Discover a great female role model!

Family First VoiceAmerica™

We often hear how our young people lack role models to inspire them not only to be ambitious but also to follow ethical and spiritual principles in their careers and lives. Especially for young women and also their mothers, such role models are rare. My guest this week on Family First, net talk radio on VoiceAmerica.com is Patricia Ortlieb, who has immersed herself in the research and documentation of the life of Eliza Tibbets, who as a pioneer in the 1870s introduced the Navel Orange to Riverside and founded the California citrus industry. Tibbets was also an abolitionist, suffragette, horticulturalist, spiritualist, and mother. Patricia Ortlieb is an artist, psychotherapist, educator, world traveler, management consultant, and also Tibbets’ great-great-granddaughter. Ortlieb has authored the definitive work on Tibbets, with coauthor Peter Economy: “Creating an Orange Utopia: Eliza Lovell Tibbets & the Birth of California’s Citrus Industry”. Ortlieb is passionate about introducing children to their heritage and to great role models.

Click on the link above and go to the program for March 29. Listen live at 1 PM PT, 2 PM MT, 3 PM CT, or 4 PM ET, or any time later on archive or downloadable.

Patricia Ortlieb is an artist, author, and educator, and a docent at the San Diego Museum of Art, where she has volunteered for the past ten years. She served for more than two decades as a trainer, counselor, and teacher, specializing in training skills and therapeutic behavior modification, including assertive and humanistic psychology. She is a licensed family therapist. She earned her BA in education and art history at California State University and her MA in social science at Azusa Pacific University. She also received art training at Otis Art Institute in Los Angeles, UCLA, and at Pepperdine University. She has traveled extensively, including world cruises and adventures in Antarctica and has lived in Spain and Germany.

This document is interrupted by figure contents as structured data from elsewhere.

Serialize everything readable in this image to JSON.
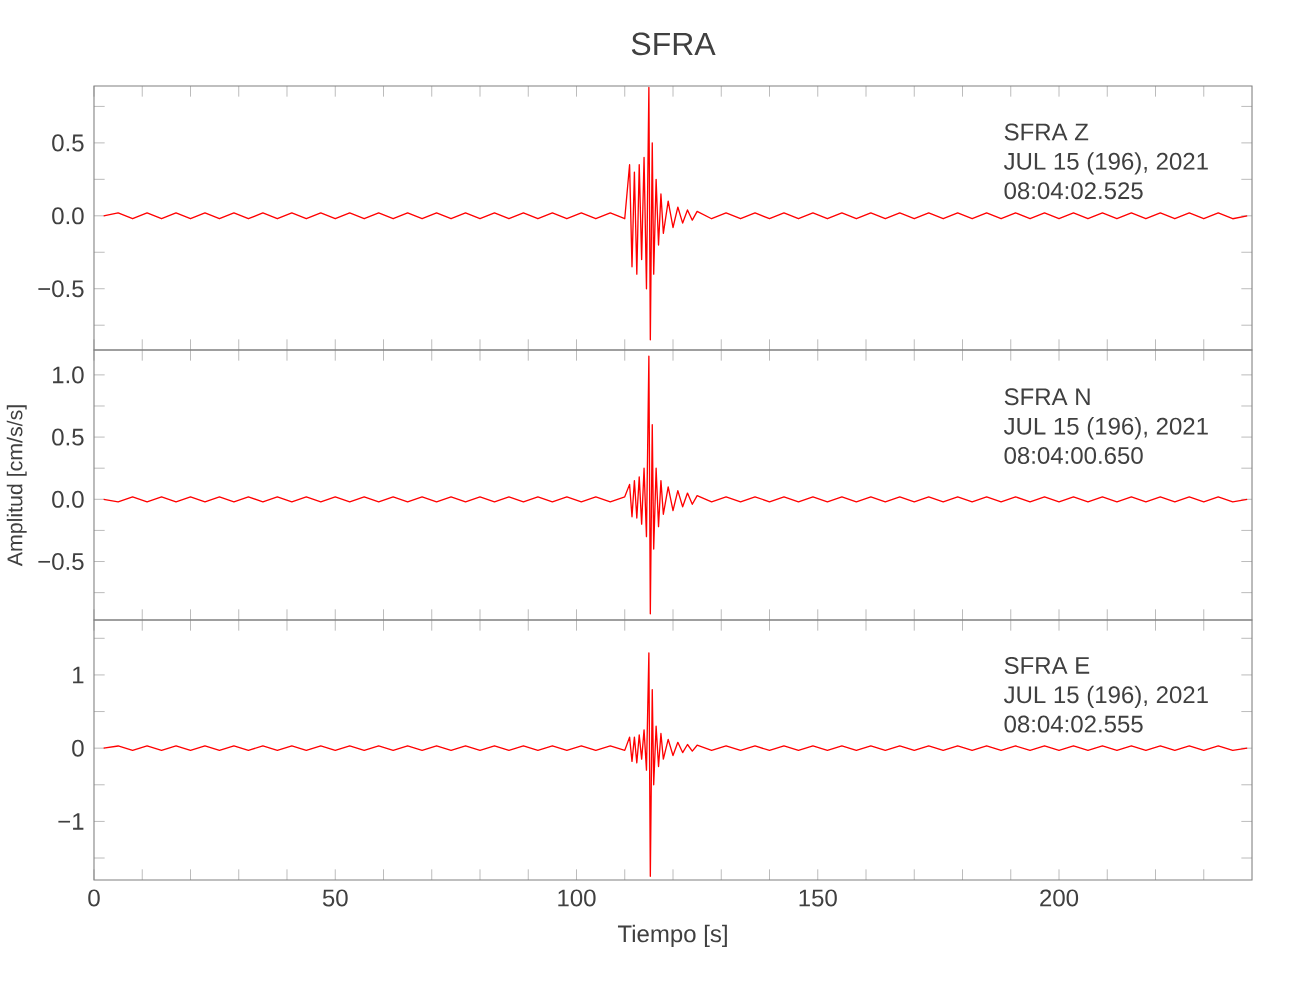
{
  "chart_data": [
    {
      "type": "line",
      "title": "SFRA",
      "color": "#ff0000",
      "tick_labels": "y",
      "annotations": [
        "SFRA   Z",
        "JUL 15 (196), 2021",
        "08:04:02.525"
      ],
      "xlim": [
        0,
        240
      ],
      "ylim": [
        -0.92,
        0.89
      ],
      "xticks": [
        0,
        {
          "value": 10,
          "label": null
        },
        {
          "value": 20,
          "label": null
        },
        {
          "value": 30,
          "label": null
        },
        {
          "value": 40,
          "label": null
        },
        50,
        {
          "value": 60,
          "label": null
        },
        {
          "value": 70,
          "label": null
        },
        {
          "value": 80,
          "label": null
        },
        {
          "value": 90,
          "label": null
        },
        100,
        {
          "value": 110,
          "label": null
        },
        {
          "value": 120,
          "label": null
        },
        {
          "value": 130,
          "label": null
        },
        {
          "value": 140,
          "label": null
        },
        150,
        {
          "value": 160,
          "label": null
        },
        {
          "value": 170,
          "label": null
        },
        {
          "value": 180,
          "label": null
        },
        {
          "value": 190,
          "label": null
        },
        200,
        {
          "value": 210,
          "label": null
        },
        {
          "value": 220,
          "label": null
        },
        {
          "value": 230,
          "label": null
        }
      ],
      "yticks": [
        {
          "value": -0.75,
          "label": null
        },
        {
          "value": -0.5,
          "label": "−0.5"
        },
        {
          "value": -0.25,
          "label": null
        },
        {
          "value": 0,
          "label": "0.0"
        },
        {
          "value": 0.25,
          "label": null
        },
        0.5,
        {
          "value": 0.75,
          "label": null
        }
      ],
      "x": [
        2,
        5,
        8,
        11,
        14,
        17,
        20,
        23,
        26,
        29,
        32,
        35,
        38,
        41,
        44,
        47,
        50,
        53,
        56,
        59,
        62,
        65,
        68,
        71,
        74,
        77,
        80,
        83,
        86,
        89,
        92,
        95,
        98,
        101,
        104,
        107,
        110,
        111,
        111.5,
        112,
        112.5,
        113,
        113.5,
        114,
        114.5,
        115,
        115.3,
        115.7,
        116,
        116.5,
        117,
        117.5,
        118,
        119,
        120,
        121,
        122,
        123,
        124,
        125,
        128,
        131,
        134,
        137,
        140,
        143,
        146,
        149,
        152,
        155,
        158,
        161,
        164,
        167,
        170,
        173,
        176,
        179,
        182,
        185,
        188,
        191,
        194,
        197,
        200,
        203,
        206,
        209,
        212,
        215,
        218,
        221,
        224,
        227,
        230,
        233,
        236,
        239
      ],
      "values": [
        0.0,
        0.02,
        -0.02,
        0.02,
        -0.02,
        0.02,
        -0.02,
        0.02,
        -0.02,
        0.02,
        -0.02,
        0.02,
        -0.02,
        0.02,
        -0.02,
        0.02,
        -0.02,
        0.02,
        -0.02,
        0.02,
        -0.02,
        0.02,
        -0.02,
        0.02,
        -0.02,
        0.02,
        -0.02,
        0.02,
        -0.02,
        0.02,
        -0.02,
        0.02,
        -0.02,
        0.02,
        -0.02,
        0.02,
        -0.02,
        0.35,
        -0.35,
        0.3,
        -0.4,
        0.35,
        -0.3,
        0.4,
        -0.5,
        0.88,
        -0.85,
        0.5,
        -0.4,
        0.25,
        -0.2,
        0.15,
        -0.12,
        0.1,
        -0.08,
        0.06,
        -0.05,
        0.04,
        -0.03,
        0.03,
        -0.02,
        0.02,
        -0.02,
        0.02,
        -0.02,
        0.02,
        -0.02,
        0.02,
        -0.02,
        0.02,
        -0.02,
        0.02,
        -0.02,
        0.02,
        -0.02,
        0.02,
        -0.02,
        0.02,
        -0.02,
        0.02,
        -0.02,
        0.02,
        -0.02,
        0.02,
        -0.02,
        0.02,
        -0.02,
        0.02,
        -0.02,
        0.02,
        -0.02,
        0.02,
        -0.02,
        0.02,
        -0.02,
        0.02,
        -0.02,
        0.0
      ]
    },
    {
      "type": "line",
      "ylabel": "Amplitud [cm/s/s]",
      "color": "#ff0000",
      "tick_labels": "y",
      "annotations": [
        "SFRA   N",
        "JUL 15 (196), 2021",
        "08:04:00.650"
      ],
      "xlim": [
        0,
        240
      ],
      "ylim": [
        -0.97,
        1.2
      ],
      "xticks": [
        0,
        {
          "value": 10,
          "label": null
        },
        {
          "value": 20,
          "label": null
        },
        {
          "value": 30,
          "label": null
        },
        {
          "value": 40,
          "label": null
        },
        50,
        {
          "value": 60,
          "label": null
        },
        {
          "value": 70,
          "label": null
        },
        {
          "value": 80,
          "label": null
        },
        {
          "value": 90,
          "label": null
        },
        100,
        {
          "value": 110,
          "label": null
        },
        {
          "value": 120,
          "label": null
        },
        {
          "value": 130,
          "label": null
        },
        {
          "value": 140,
          "label": null
        },
        150,
        {
          "value": 160,
          "label": null
        },
        {
          "value": 170,
          "label": null
        },
        {
          "value": 180,
          "label": null
        },
        {
          "value": 190,
          "label": null
        },
        200,
        {
          "value": 210,
          "label": null
        },
        {
          "value": 220,
          "label": null
        },
        {
          "value": 230,
          "label": null
        }
      ],
      "yticks": [
        {
          "value": -0.75,
          "label": null
        },
        {
          "value": -0.5,
          "label": "−0.5"
        },
        {
          "value": -0.25,
          "label": null
        },
        {
          "value": 0,
          "label": "0.0"
        },
        {
          "value": 0.25,
          "label": null
        },
        0.5,
        {
          "value": 0.75,
          "label": null
        },
        {
          "value": 1,
          "label": "1.0"
        }
      ],
      "x": [
        2,
        5,
        8,
        11,
        14,
        17,
        20,
        23,
        26,
        29,
        32,
        35,
        38,
        41,
        44,
        47,
        50,
        53,
        56,
        59,
        62,
        65,
        68,
        71,
        74,
        77,
        80,
        83,
        86,
        89,
        92,
        95,
        98,
        101,
        104,
        107,
        110,
        111,
        111.5,
        112,
        112.5,
        113,
        113.5,
        114,
        114.5,
        115,
        115.3,
        115.7,
        116,
        116.5,
        117,
        117.5,
        118,
        119,
        120,
        121,
        122,
        123,
        124,
        125,
        128,
        131,
        134,
        137,
        140,
        143,
        146,
        149,
        152,
        155,
        158,
        161,
        164,
        167,
        170,
        173,
        176,
        179,
        182,
        185,
        188,
        191,
        194,
        197,
        200,
        203,
        206,
        209,
        212,
        215,
        218,
        221,
        224,
        227,
        230,
        233,
        236,
        239
      ],
      "values": [
        0.0,
        -0.02,
        0.02,
        -0.02,
        0.02,
        -0.02,
        0.02,
        -0.02,
        0.02,
        -0.02,
        0.02,
        -0.02,
        0.02,
        -0.02,
        0.02,
        -0.02,
        0.02,
        -0.02,
        0.02,
        -0.02,
        0.02,
        -0.02,
        0.02,
        -0.02,
        0.02,
        -0.02,
        0.02,
        -0.02,
        0.02,
        -0.02,
        0.02,
        -0.02,
        0.02,
        -0.02,
        0.02,
        -0.02,
        0.02,
        0.12,
        -0.14,
        0.15,
        -0.15,
        0.18,
        -0.2,
        0.25,
        -0.3,
        1.15,
        -0.92,
        0.6,
        -0.4,
        0.25,
        -0.22,
        0.15,
        -0.12,
        0.1,
        -0.09,
        0.07,
        -0.06,
        0.05,
        -0.04,
        0.03,
        -0.02,
        0.02,
        -0.02,
        0.02,
        -0.02,
        0.02,
        -0.02,
        0.02,
        -0.02,
        0.02,
        -0.02,
        0.02,
        -0.02,
        0.02,
        -0.02,
        0.02,
        -0.02,
        0.02,
        -0.02,
        0.02,
        -0.02,
        0.02,
        -0.02,
        0.02,
        -0.02,
        0.02,
        -0.02,
        0.02,
        -0.02,
        0.02,
        -0.02,
        0.02,
        -0.02,
        0.02,
        -0.02,
        0.02,
        -0.02,
        0.0
      ]
    },
    {
      "type": "line",
      "xlabel": "Tiempo [s]",
      "color": "#ff0000",
      "annotations": [
        "SFRA   E",
        "JUL 15 (196), 2021",
        "08:04:02.555"
      ],
      "xlim": [
        0,
        240
      ],
      "ylim": [
        -1.8,
        1.75
      ],
      "xticks": [
        0,
        {
          "value": 10,
          "label": null
        },
        {
          "value": 20,
          "label": null
        },
        {
          "value": 30,
          "label": null
        },
        {
          "value": 40,
          "label": null
        },
        50,
        {
          "value": 60,
          "label": null
        },
        {
          "value": 70,
          "label": null
        },
        {
          "value": 80,
          "label": null
        },
        {
          "value": 90,
          "label": null
        },
        100,
        {
          "value": 110,
          "label": null
        },
        {
          "value": 120,
          "label": null
        },
        {
          "value": 130,
          "label": null
        },
        {
          "value": 140,
          "label": null
        },
        150,
        {
          "value": 160,
          "label": null
        },
        {
          "value": 170,
          "label": null
        },
        {
          "value": 180,
          "label": null
        },
        {
          "value": 190,
          "label": null
        },
        200,
        {
          "value": 210,
          "label": null
        },
        {
          "value": 220,
          "label": null
        },
        {
          "value": 230,
          "label": null
        }
      ],
      "yticks": [
        {
          "value": -1.5,
          "label": null
        },
        {
          "value": -1,
          "label": "−1"
        },
        {
          "value": -0.5,
          "label": null
        },
        0,
        {
          "value": 0.5,
          "label": null
        },
        1,
        {
          "value": 1.5,
          "label": null
        }
      ],
      "x": [
        2,
        5,
        8,
        11,
        14,
        17,
        20,
        23,
        26,
        29,
        32,
        35,
        38,
        41,
        44,
        47,
        50,
        53,
        56,
        59,
        62,
        65,
        68,
        71,
        74,
        77,
        80,
        83,
        86,
        89,
        92,
        95,
        98,
        101,
        104,
        107,
        110,
        111,
        111.5,
        112,
        112.5,
        113,
        113.5,
        114,
        114.5,
        115,
        115.3,
        115.7,
        116,
        116.5,
        117,
        117.5,
        118,
        119,
        120,
        121,
        122,
        123,
        124,
        125,
        128,
        131,
        134,
        137,
        140,
        143,
        146,
        149,
        152,
        155,
        158,
        161,
        164,
        167,
        170,
        173,
        176,
        179,
        182,
        185,
        188,
        191,
        194,
        197,
        200,
        203,
        206,
        209,
        212,
        215,
        218,
        221,
        224,
        227,
        230,
        233,
        236,
        239
      ],
      "values": [
        0.0,
        0.03,
        -0.03,
        0.03,
        -0.03,
        0.03,
        -0.03,
        0.03,
        -0.03,
        0.03,
        -0.03,
        0.03,
        -0.03,
        0.03,
        -0.03,
        0.03,
        -0.03,
        0.03,
        -0.03,
        0.03,
        -0.03,
        0.03,
        -0.03,
        0.03,
        -0.03,
        0.03,
        -0.03,
        0.03,
        -0.03,
        0.03,
        -0.03,
        0.03,
        -0.03,
        0.03,
        -0.03,
        0.03,
        -0.03,
        0.15,
        -0.18,
        0.15,
        -0.2,
        0.18,
        -0.15,
        0.25,
        -0.3,
        1.3,
        -1.75,
        0.8,
        -0.5,
        0.3,
        -0.25,
        0.2,
        -0.15,
        0.12,
        -0.1,
        0.08,
        -0.06,
        0.05,
        -0.04,
        0.04,
        -0.03,
        0.03,
        -0.03,
        0.03,
        -0.03,
        0.03,
        -0.03,
        0.03,
        -0.03,
        0.03,
        -0.03,
        0.03,
        -0.03,
        0.03,
        -0.03,
        0.03,
        -0.03,
        0.03,
        -0.03,
        0.03,
        -0.03,
        0.03,
        -0.03,
        0.03,
        -0.03,
        0.03,
        -0.03,
        0.03,
        -0.03,
        0.03,
        -0.03,
        0.03,
        -0.03,
        0.03,
        -0.03,
        0.03,
        -0.03,
        0.0
      ]
    }
  ]
}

Her travels also took her to Bahia, Brazil, home of the famous Navel Orange. She has done paintings of the “Giant Orange” and has donated her voluminous Tibbets documents to UC Riverside. She wants her son, grandsons, and granddaughter to know their history.

To hear about Eilza Tibbets amazing life, Click on the link above and go to the program for March 29. Listen live at 1 PM PT, 2 PM MT, 3 PM CT, or 4 PM ET, or any time later on archive or downloadable.

Randy Rolfe's Take Home Tips: Tell your daughters stories of women who have success in al different walks of life. And remember them yourself. Focus on the qualities that gave them the focus, dedication, energy, and persistance that it took them to accomplish their mission with integrity and joy.